If you are looking for an easy and refreshing Summer soup, look no further than this green gazpacho. I find this much more refreshing than the traditional tomato based cold soup.
If you would like to watch a video link of the soup recipe, click here!
-2 cucumbers (reserve a small portion for garnish). Peel if desired.
-1 jalapeno (remove seeds to reduce heat if desired)
-1 tbsp basil
-2 tbsp dill (reserve a small amount for garnish)
-1 1/4 cup greek style plain yogurt
-1 ripe avocado
-3 cloves garlic
-1 tbsp red wine vinegar
-juice of 1 lemon and 1/2 of the zest.
If desired, roast the jalapeño, garlic and tomatillos.
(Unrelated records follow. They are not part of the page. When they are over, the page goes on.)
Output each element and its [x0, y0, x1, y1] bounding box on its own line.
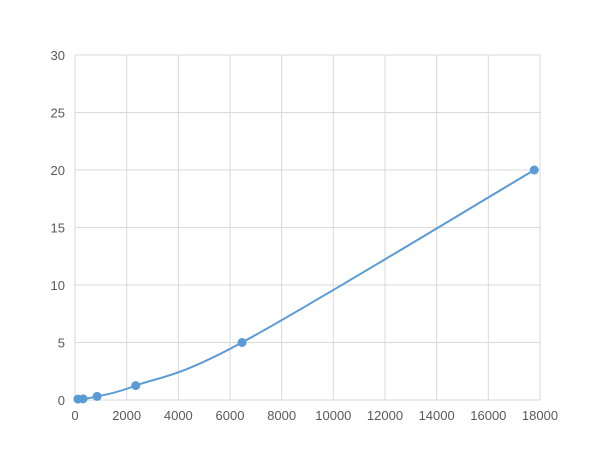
data-point: [92, 391, 102, 401]
data-point: [237, 338, 247, 347]
y-tick-label: 5: [58, 336, 65, 351]
data-point: [131, 381, 141, 391]
x-tick-label: 18000: [522, 408, 558, 423]
y-tick-label: 30: [51, 48, 65, 63]
x-tick-label: 0: [71, 408, 78, 423]
y-tick-label: 25: [51, 106, 65, 121]
x-tick-label: 16000: [470, 408, 506, 423]
x-tick-label: 12000: [367, 408, 403, 423]
y-tick-label: 20: [51, 163, 65, 178]
x-tick-label: 2000: [112, 408, 141, 423]
data-point: [78, 394, 88, 404]
y-tick-label: 15: [51, 221, 65, 236]
x-tick-label: 4000: [164, 408, 193, 423]
x-tick-label: 10000: [315, 408, 351, 423]
x-tick-label: 6000: [216, 408, 245, 423]
y-tick-label: 10: [51, 278, 65, 293]
x-tick-label: 14000: [419, 408, 455, 423]
x-tick-label: 8000: [267, 408, 296, 423]
y-tick-label: 0: [58, 393, 65, 408]
data-point: [529, 165, 539, 175]
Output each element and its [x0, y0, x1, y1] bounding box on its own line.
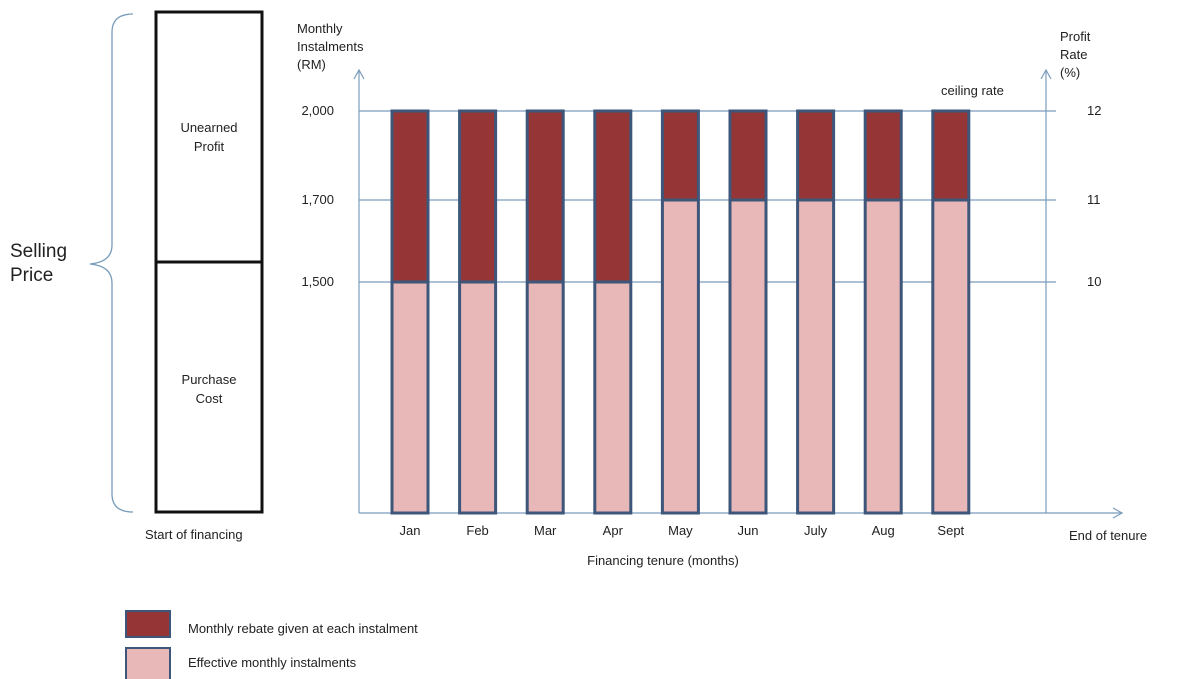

This is to help increase flavor complexity. Even better would be roasting on the grill, but all roasting is optional (but highly recommended).
Put remainder of ingredients in high speed blender (ie. vitamix). If you do not have a heavy duty blender, do smaller batches. The goal is smooth texture.
Really, that is it! It will store in the refrigerator without issue for several days. The lemon juice and vinegar will help prevent the browning of the avocado. It has an amazing green hue, and with the yogurt it has a great consistency.
For a stellar presentation, slice a few pieces of cucumber and a sprig of dill. Dilute 1/4 cup yogurt with milk until a pancake type batter consistency and drizzle over top. The color contrast will really make it pop!!!